While many of the features of MobileMe are simply being upgraded in the move to iCloud, Apple has previously noted that Gallery, iDisk and iWeb are on the chopping block. Now, the company has further made it clear that data sync features will also be canceled in its iCloud transition steps.
A key feature of .Mac and later MobileMe was the cloud integration of iSync, Apple's Mac-centric tool for keeping data in sync among a variety of devices as part of its "digital hub strategy" first unveiled a decade ago. The data sync of .Mac and subsequently MobileMe moved the "truth database" from the user's Mac into the cloud, making it possible to sync additional types of data between Macs.
MobileMe currently allows a user to sync a variety of settings between Macs, including the layout of Dashboard widgets, Dock items, passwords and credentials saved in the Keychain, email account information including Mail Rules, Signatures and Smart Mailboxes, and System Preferences.
However, all of these features will terminate as soon as a user migrates from MobileMe to the new iCloud, according to Apple's transition pages at me.com/move.
Other MobileMe features that are not being carried forward into iCloud, including Gallery media hosting, iDisk cloud storage and its integrated iWeb web hosting, will be continued for exiting MobileMe subscribers until June 30 of next year, even after migrating other data to iCloud. These features are easy to maintain independently from iCloud, because there is no direct equivalent in iCloud.
Gallery media hosting is being dramatically rethought as Photo Stream, a push updating feature that presents a user's photos on the mobile devices, Mac photo albums, and on Apple TV rather than via a web site. Similarly, iDisk is making way for an entirely new type of document and data updating that focuses on a users' own hardware rather than web-centric hosting.
The iCloud migration process is currently only open to developers, as it requires users to have iOS 5 beta 5 on their mobile devices, Mac OS X Lion 10.7.2 with the iCloud for Os X Lion beta 6 package on their Macs, and the iCloud Control Panel for Windows beta 4 running on any PCs they use.
Why the long phase?
Apple's discontinuation of data sync in iCloud is curious, particularly for Keychains and System Preferences, although the company may have plans to delegate such features to third party app developers.
Mail accounts have been overhauled enough in Mac OS X Lion that a continuation into iCloud might involve too much additional work; mail accounts are now being presented differently in Lion, which integrates external accounts across "Mail and Notes," "Calendar and Reminders," Chat and Contacts apps, rather than simply associating email account information with Mail.

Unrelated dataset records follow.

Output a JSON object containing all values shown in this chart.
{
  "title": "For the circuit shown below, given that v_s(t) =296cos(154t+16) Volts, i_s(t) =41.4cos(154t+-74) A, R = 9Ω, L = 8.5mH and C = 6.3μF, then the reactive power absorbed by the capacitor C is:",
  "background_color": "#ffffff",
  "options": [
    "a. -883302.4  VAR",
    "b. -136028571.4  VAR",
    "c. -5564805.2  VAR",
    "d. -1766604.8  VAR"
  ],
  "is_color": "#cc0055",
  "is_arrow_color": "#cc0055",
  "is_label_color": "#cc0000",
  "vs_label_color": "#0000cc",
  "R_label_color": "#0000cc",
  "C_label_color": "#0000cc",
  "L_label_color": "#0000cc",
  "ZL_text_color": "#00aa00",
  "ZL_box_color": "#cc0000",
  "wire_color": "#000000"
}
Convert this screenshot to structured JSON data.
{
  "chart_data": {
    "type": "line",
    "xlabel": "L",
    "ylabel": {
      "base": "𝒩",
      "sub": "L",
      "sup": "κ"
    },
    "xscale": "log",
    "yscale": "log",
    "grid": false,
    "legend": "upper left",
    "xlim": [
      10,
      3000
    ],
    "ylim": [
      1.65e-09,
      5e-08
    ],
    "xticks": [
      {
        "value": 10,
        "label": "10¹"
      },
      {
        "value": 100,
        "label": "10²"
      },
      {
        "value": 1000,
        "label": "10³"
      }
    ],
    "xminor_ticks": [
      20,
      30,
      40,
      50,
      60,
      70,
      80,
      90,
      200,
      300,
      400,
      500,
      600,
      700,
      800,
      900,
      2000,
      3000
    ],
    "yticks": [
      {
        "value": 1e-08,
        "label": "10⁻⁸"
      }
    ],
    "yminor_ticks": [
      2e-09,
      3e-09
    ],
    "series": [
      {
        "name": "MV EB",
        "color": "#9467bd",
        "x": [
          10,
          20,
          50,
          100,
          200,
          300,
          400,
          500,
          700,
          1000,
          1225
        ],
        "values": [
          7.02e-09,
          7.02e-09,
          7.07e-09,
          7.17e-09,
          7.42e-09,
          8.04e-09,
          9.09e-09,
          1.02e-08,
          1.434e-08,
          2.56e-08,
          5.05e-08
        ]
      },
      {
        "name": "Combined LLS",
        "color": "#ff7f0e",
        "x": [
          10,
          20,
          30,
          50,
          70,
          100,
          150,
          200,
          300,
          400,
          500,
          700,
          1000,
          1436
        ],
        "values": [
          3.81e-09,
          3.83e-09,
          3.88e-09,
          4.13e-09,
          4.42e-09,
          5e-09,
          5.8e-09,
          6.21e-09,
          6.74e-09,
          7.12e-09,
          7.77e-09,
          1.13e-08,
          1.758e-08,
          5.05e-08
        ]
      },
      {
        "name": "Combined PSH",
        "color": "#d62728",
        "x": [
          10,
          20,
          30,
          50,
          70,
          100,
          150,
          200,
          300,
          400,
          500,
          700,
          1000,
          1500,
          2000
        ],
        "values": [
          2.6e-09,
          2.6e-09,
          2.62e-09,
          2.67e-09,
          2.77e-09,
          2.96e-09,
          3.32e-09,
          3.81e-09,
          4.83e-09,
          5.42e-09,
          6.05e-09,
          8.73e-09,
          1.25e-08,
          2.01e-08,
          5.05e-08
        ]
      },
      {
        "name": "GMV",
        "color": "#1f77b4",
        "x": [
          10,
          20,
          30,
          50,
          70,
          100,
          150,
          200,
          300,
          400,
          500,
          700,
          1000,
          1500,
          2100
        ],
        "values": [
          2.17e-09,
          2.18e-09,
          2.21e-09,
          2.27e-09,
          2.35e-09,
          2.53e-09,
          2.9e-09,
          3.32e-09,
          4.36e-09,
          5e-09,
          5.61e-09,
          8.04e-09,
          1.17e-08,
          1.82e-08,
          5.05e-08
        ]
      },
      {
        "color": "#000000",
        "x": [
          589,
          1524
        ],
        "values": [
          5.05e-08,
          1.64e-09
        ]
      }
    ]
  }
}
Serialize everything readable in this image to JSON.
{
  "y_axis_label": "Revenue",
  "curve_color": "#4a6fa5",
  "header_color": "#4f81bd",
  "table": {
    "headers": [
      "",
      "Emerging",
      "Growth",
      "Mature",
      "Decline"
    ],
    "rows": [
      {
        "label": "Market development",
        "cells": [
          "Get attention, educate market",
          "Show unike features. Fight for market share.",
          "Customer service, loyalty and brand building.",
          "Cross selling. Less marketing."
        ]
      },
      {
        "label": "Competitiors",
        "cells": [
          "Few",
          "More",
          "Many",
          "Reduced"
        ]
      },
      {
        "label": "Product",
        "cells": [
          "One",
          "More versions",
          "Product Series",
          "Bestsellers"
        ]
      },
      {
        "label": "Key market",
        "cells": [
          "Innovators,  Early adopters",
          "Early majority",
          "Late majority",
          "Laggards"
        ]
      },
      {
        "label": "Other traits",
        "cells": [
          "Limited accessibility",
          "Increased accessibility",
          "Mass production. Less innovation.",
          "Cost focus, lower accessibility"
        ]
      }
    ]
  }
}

Similarly, Dock items are now expanded into Lion's new Launchpad feature, which could make it problematic to sync Mac OS X Lion items with other Macs running previous versions of Mac OS X.
Apple notes that while Mail, Contacts and Calendars can be migrated from MobileMe to iCloud, shared calendars may be affected in the move, while Bookmarks will simply be imported from a client system. This indicates the reduction in data supported in the transition to iCloud may largely be explained by Apple's hopes to keep the migration as simple and problem-free as possible, avoiding the issues users had in the move from .Mac to MobileMe.
Another reason for the shift in features between MobileMe and iCloud may be explained by the underlying security changes that differentiate the wide open iDisk from the carefully sandboxed design of iCloud's Documents & Data.
Currently, data synced to MobileMe by Mac OS X Sync Services is copied into openly accessible folders. It is likely Apple hopes to completely secure all iCloud data to avoid any embarrassing lapses and contain sensitive data from potential malware attacks. Individual apps, such as Keychain Access, Launchpad and System Preferences, may be modified in the future to take advantage of iCloud's key value data store, duplicating the old MobileMe features in a more secure fashion.